Maka dari itu, tindakan pemerkosaan harus dilaporkan dan diproses secara hukum agar korban mendapatkan keadilan dan juga pendampingan hukum bahkan pendampingan dari psikolog untuk kesehatan jiwanya. Serta dapat menjadi efek jera untuk pelaku, bahkan dapat mengurangi kasus pemerkosaan yang terjadi kedepannya.
Selain itu, korban berhak menerima restitusi, yang diberikan oleh pelaku tindak pidana kekerasan seksual sebagai ganti kerugian bagi korban.

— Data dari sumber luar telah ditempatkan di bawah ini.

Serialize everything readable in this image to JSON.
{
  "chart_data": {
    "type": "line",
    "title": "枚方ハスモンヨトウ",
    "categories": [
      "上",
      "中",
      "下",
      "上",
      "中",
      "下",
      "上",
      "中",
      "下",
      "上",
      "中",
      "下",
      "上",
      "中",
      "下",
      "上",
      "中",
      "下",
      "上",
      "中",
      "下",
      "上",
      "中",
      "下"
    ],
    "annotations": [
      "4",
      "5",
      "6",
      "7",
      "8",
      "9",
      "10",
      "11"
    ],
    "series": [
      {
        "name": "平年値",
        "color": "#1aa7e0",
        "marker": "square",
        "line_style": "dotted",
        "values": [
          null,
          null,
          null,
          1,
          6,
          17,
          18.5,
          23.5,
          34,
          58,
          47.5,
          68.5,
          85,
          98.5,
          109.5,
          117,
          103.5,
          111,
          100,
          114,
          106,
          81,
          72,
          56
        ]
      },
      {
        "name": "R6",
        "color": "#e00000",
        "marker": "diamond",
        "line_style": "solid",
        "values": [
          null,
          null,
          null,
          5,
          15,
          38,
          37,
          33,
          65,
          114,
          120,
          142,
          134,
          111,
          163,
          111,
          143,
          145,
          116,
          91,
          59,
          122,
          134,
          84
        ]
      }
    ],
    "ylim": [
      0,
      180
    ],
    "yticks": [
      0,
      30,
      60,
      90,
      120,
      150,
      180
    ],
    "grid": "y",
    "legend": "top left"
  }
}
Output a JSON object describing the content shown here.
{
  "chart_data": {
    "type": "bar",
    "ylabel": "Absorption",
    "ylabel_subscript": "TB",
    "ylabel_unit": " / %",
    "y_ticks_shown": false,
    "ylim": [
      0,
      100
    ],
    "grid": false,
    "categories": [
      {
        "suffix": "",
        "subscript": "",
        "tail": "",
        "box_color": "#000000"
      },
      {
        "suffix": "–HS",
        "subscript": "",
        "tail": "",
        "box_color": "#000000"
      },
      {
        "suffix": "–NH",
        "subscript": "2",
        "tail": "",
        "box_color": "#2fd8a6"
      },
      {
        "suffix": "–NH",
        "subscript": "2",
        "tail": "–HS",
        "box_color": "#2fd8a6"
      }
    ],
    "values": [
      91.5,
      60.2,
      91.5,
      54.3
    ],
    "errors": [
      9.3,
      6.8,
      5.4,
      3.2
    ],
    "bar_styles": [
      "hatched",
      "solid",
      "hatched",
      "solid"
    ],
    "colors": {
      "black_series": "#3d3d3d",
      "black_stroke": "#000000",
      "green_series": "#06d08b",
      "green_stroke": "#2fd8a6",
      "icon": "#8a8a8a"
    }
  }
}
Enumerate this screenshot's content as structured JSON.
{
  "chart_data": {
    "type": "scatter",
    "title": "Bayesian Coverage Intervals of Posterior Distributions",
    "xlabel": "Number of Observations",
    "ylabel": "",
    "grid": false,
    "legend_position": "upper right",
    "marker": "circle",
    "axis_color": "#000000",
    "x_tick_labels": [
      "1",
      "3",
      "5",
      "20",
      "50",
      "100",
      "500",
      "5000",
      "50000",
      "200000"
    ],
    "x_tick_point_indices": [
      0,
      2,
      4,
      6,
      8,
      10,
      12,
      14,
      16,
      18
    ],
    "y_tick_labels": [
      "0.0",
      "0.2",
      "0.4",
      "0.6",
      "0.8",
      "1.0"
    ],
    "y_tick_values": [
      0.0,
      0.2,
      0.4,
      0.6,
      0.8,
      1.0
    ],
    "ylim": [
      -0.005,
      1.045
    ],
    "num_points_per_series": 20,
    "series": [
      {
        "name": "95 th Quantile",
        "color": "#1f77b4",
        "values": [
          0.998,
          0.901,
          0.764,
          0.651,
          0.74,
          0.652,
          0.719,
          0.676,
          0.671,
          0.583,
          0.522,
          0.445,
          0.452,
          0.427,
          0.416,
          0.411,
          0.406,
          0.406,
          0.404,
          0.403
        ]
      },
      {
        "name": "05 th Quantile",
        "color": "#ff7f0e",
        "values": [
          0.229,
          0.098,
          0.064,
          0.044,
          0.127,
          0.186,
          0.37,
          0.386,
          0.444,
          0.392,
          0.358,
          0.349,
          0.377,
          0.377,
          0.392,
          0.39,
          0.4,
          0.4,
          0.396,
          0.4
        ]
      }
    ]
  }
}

Jika harta kekayaan terpidana yang disita tidak mencukupi biaya restitusi, maka negara akan memberikan kompensasi kepada korban sesuai dengan putusan pengadilan.
Lapor ke sini
Sebagai bentuk untuk saling melindungi, kita dapat melaporkan tindak kejahatan kekerasan seksual tersebut langsung kepada pihak/instansi yang berwajib.
Seperti halnya yang dikatakan oleh Menteri PPPA Bintang Puspayoga, tidak harus korban saja yang dapat melaporkan. Ketika melihat (dan) mendengar (tindakan kekerasan terhadap perempuan dan anak) laporkan ke SAPA 129 dapat diakses melalui hotline 021-129 atau WhatsApp 08111-129-129.